27.06

Autor diz em livro que Dilma Rousseff foi afastada da Presidência por não ter sido “maquiavélica”.

Vandeck Santiago (texto)
Sidney Lopes/EM/D.A Press (foto)

Que narrativa vai prevalecer sobre o impeachment? Parece cedo para responder a esta pergunta, mas os acontecimentos políticos estão se dando em tal rapidez, e com tantas reviravoltas, que em vez de prematura a abordagem do tema tornou-se atual. “Em pouco mais de um ano, quase todos os articuladores do impeachment estão delatados ou na cadeia”, escreveu domingo o colunista de Política da Folha de S. Paulo, Bernardo Mello Franco, em artigo sobre o governo Michel Temer. Em outro jornal paulista, Estado de S. Paulo, matéria da semana passada destacava lançamento de livro do cientista político e jornalista Ricardo Westin, cuja tese é que Dilma Rousseff caiu porque não foi maquiavélica. Se tivesse seguido as lições políticas que Maquiavel elencou no livro O Príncipe, não teria sido atingida pela movimentação de “conspiradores”, segundo ele.
Uma dessas lições é a de inspirar medo nos aliados. Em 2015, por exemplo, na eleição para presidente da Câmara dos Deputados, Dilma ameaçou de represálias os parlamentares que não votassem no candidato do governo, Arlindo Chinaglia. Quem ganhou com facilidade, no primeiro turno, foi Eduardo Cunha.
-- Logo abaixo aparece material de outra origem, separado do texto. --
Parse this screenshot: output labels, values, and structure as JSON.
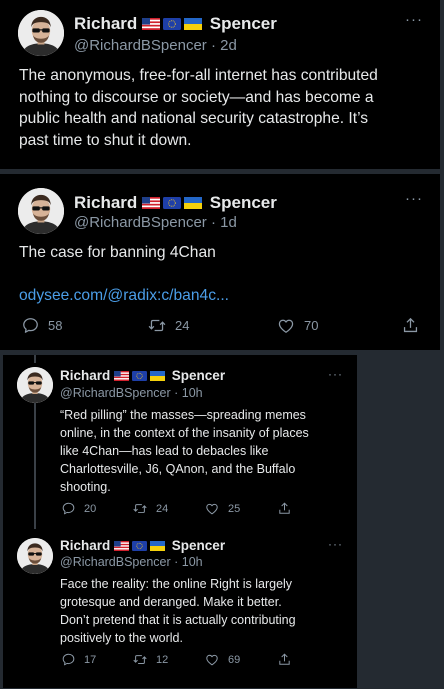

Em vez de cumprir as promessas (de represálias), Dilma não puniu ninguém. “Os deputados acharam que valia a pena trair novamente”, resume Westin.
Aí você, leitor ou leitora inteligente, contesta: “Ah, isso é coisa de um livro de 1532. Não tem nada a ver com a política real de hoje”. E eu, humildemente, lhe trago um fato da semana passada. No dia 20, terça-feira, a proposta do governo para a reforma trabalhista foi derrotada por 10×9 em uma comissão do Senado. A derrota não impede a tramitação do projeto. “O que vale é a votação no plenário”, disse o presidente Temer. Pois bem, no dia seguinte, o Diário Oficial da União já trazia a exoneração de dois indicados do senador Hélio José (PMDB-DF), que no dia anterior votara contra a proposta do governo. Um era diretor de Planejamento da Sudeco (a Sudene do Centro-Oeste) e o outro superintendente do DF da Secretaria do Patrimônio da União. Souberam que estavam demitidos ao chegar para trabalhar. Deliberadamente ou não, o fato é que governo Temer parece estar atento aos ensinamentos de Maquiavel e cuidando de inspirar medo para evitar novas traições… O título do livro de Westin é A queda de Dilma – os bastidores do impeachment da presidente que desprezou as lições políticas de Maquiavel. Para o autor, o impeachment foi “um pouco golpe” e “um pouco puramente técnico”.
É possível identificar com clareza o ponto de inflexão da avaliação sobre o impeachment – foi a sessão de abril do ano passado, na Câmara dos Deputados, quando, em seus votos, diversos parlamentares recorreram a homenagens a familiares e louvor religioso. De lá para cá tivemos a revelação de denúncias de corrupção contra políticos do alto e do baixo clero que haviam se destacado na luta (e na votação) pelo impeachment. O grande artífice do impeachment, o então presidente da Câmara, Eduardo Cunha, foi chamado pelo Procurador-Geral da República como “delinquente” e ao determinar o seu afastamento o ministro do STF Teori Zavascki disse que ele era “um pejorativo que conspira contra a própria dignidade da instituição por ele liderada”. Cunha foi cassado pelos próprios colegas e está hoje na cadeia. Os holofotes que até então estavam concentrados apenas em uma parte do território conflagrado foram pela força das circunstâncias movidos para outras partes, e assim surgiram questionamentos a instituições e personalidades – incluindo aí, por exemplo, integrantes do parlamento, do (novo) Executivo, do STF e TSE.
Em pouco mais de um ano, muita coisa mudou. Há livros já publicados e documentários sendo produzidos. A narrativa sobre o impeachment está em construção, há fatos e articulações que não estão suficientemente esclarecidos – mas os acontecimentos políticos que se sucederam já tiraram a máscara de muitos que se aproveitaram do movimento para tentar parecer o que não eram.